Alle 16.03 probabilmente le campane di Maranello sono tornate a suonare…. In quel momento Sebastian Vettel passava sotto la bandiera a scacchi del circuito di Marina Bay firmando la sua 42esima vittoria in F.1 ma sopratutto portando ancora una volta la Ferrari sul gradino più alto del podio su cui é riuscito a salire anche Raikkonen.
Era dal Gran Premio di Spagna del 2013 che due piloti Ferrari non salivano insieme sul podio. Purtroppo a rovinare quella che non sarebbe stata una vittoria ma un vero e proprio trionfo c’é stato un eccezionale Daniel Ricciardo che sino all’ultimo ha duellato con Vettel sul filo dei decimi e dei centesimi giro dopo giro.

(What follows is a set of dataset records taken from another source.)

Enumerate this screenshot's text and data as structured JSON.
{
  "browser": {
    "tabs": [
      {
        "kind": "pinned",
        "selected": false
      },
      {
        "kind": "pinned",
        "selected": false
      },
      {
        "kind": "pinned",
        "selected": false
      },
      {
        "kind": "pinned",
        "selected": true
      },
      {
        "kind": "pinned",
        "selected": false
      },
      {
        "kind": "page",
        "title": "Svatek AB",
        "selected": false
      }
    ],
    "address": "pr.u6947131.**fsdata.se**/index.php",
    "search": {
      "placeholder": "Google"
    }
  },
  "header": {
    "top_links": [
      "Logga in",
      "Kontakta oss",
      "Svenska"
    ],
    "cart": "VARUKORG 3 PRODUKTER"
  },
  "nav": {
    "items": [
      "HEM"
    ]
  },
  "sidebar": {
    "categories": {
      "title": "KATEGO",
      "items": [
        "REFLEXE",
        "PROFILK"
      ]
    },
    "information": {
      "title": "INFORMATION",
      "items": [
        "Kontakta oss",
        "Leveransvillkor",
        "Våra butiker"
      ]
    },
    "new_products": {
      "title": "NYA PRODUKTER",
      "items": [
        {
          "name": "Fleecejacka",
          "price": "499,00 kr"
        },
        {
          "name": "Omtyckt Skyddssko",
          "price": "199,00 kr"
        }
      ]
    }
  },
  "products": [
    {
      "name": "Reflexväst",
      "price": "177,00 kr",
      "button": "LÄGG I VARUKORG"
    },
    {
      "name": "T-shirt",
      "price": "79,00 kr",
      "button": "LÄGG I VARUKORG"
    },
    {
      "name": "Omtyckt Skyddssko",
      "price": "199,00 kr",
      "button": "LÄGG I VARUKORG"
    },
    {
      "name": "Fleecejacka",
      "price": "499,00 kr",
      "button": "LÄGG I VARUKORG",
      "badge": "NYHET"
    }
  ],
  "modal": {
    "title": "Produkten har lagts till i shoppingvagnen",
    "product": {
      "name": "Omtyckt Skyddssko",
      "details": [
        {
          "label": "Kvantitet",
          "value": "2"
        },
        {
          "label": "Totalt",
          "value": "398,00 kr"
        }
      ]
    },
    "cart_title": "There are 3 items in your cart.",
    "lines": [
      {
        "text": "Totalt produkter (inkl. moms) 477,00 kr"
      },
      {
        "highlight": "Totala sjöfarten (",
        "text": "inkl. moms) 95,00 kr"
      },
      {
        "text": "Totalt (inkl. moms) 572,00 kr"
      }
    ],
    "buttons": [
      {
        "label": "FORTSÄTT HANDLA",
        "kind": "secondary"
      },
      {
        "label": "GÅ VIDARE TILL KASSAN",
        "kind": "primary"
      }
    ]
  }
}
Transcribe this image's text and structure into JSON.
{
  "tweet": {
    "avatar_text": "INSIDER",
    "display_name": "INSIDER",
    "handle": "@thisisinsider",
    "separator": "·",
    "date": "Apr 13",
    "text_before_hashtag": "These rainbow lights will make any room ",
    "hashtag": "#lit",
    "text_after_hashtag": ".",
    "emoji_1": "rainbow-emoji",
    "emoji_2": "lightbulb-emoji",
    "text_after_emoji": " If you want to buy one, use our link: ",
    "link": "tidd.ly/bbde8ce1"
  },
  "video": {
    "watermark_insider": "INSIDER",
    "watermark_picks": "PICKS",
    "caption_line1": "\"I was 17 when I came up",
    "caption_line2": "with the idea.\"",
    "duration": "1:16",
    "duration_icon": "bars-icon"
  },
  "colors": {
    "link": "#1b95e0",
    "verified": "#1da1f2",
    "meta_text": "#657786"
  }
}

Per il pilota della Red Bull la soddisfazione (magra) di aver firmato il giro più veloce a testimonianza che sui circuiti più lenti e con peso alleggerito dal pieno di carburante se la può giocare con tutti. Il prossimo anno con le power unit Ferrari saranno guai per tutti dal momento che in casa Red Bull c’é il signor Adrian Newey che in fatto di progettazione di monoposto é da sempre …il maestro.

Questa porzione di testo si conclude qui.